Wet Socks - An Introduction


There is a very particular sort of unease that arises from jumping in a puddle with the water wetting not just your shoes, but seeping into your socks. It’s not uncomfortable — it’s just persistently annoying. Your whole day is now a little wet, a little annoying, a little more real than you’d like it to be. That’s sort of what it feels like to grow up. An endless blend of grandiose ideas and petty irritations, epiphanies that strike at inconvenient moments, and questions that remain in your mind far too long.

That’s Wet Socks. A bunch of thoughts that I like to call drips—sometimes profound, sometimes stupid, sometimes somewhere in the middle—seen through my eyes: a teenager making sense of the world. These are not refined theories. They’re thoughts I jotted down because they refused to leave me alone.

And that’s the thing about being a teenager: your mind wanders. It doesn’t shut up.

Some days I’m wondering about optimism and why it seems more difficult than it appears. Other days I’m questioning why people lie or if we’re actually free to make choices. Either I’m ranting about how the internet plays games with our minds, or how people will despise something just because it’s trendy. Other times I just need to ramble about YouTube, or wonder if time travel should even be allowed.

The subjects in Wet Socks are everywhere — but so is teen life. You can flip from worrying about the future to freaking out about the past, to giggling at a meme, to questioning whether AI will ultimately destroy everything… all within the same afternoon.

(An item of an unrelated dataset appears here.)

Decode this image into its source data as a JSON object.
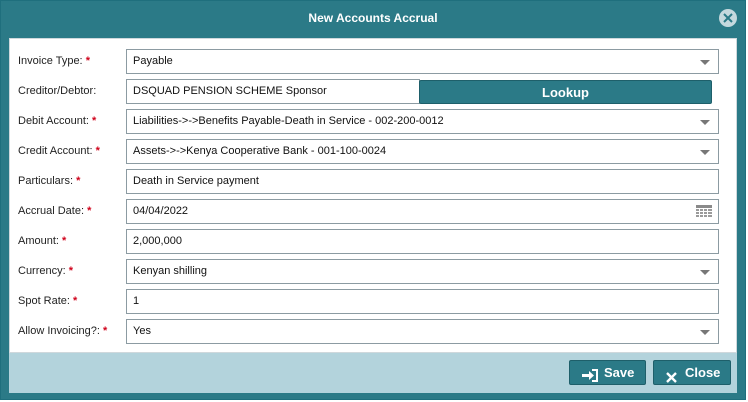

These thoughts leave me damp, like wet socks. Even after they dry up, you still end up thinking about that feeling.

I suppose what I’m attempting to convey is: life does not slow down for you to take notes. You’re meant to learn from experience, but half the time you don’t even know you had an experience until three days later when you’re in the shower and suddenly it all makes sense. Or doesn’t. Either way, that’s how most of these entries originate.

Before I landed on this, I used to write fiction. Two entire books, to be specific — when I was 12 and 13. Like every 12 year old’s mind, the books were completely unfiltered and absolutely overflowing with imagination. At that age you just feel like Disneyland had spread its roots through the whole world. Imagination was purer back then. Ideas came in waves I was just waiting to surf on, and plotlines were weaved with bliss.

Then came the inevitable phase people like to call growing up. Now, it is hard to imagine something as jolly as those times when my world was a series of storybooks and YouTube Gameplays. My mind became thicker, more complex. Midway through my third book I began to notice the gaps in the storyline: Arcs that never quite finished, threads that were never quite connected. It’s still somewhere in the cloud, a half-finished monument to what happens when imagination is let loose.

Sometime after that, I stopped trying to make something from a whole lot of nothing. I quit trying to create a utopian world and began chronicling the strange, unreliable one in my mind. The actual one. That’s when the words finally felt right. That’s when Wet Socks started.

So Wet Socks is my playlist of drips. Some are tiny drops, some are gushes of consciousness. All of them are mine.

Press play wherever you like — and feel free to step into my discomfort zone: Wet Socks.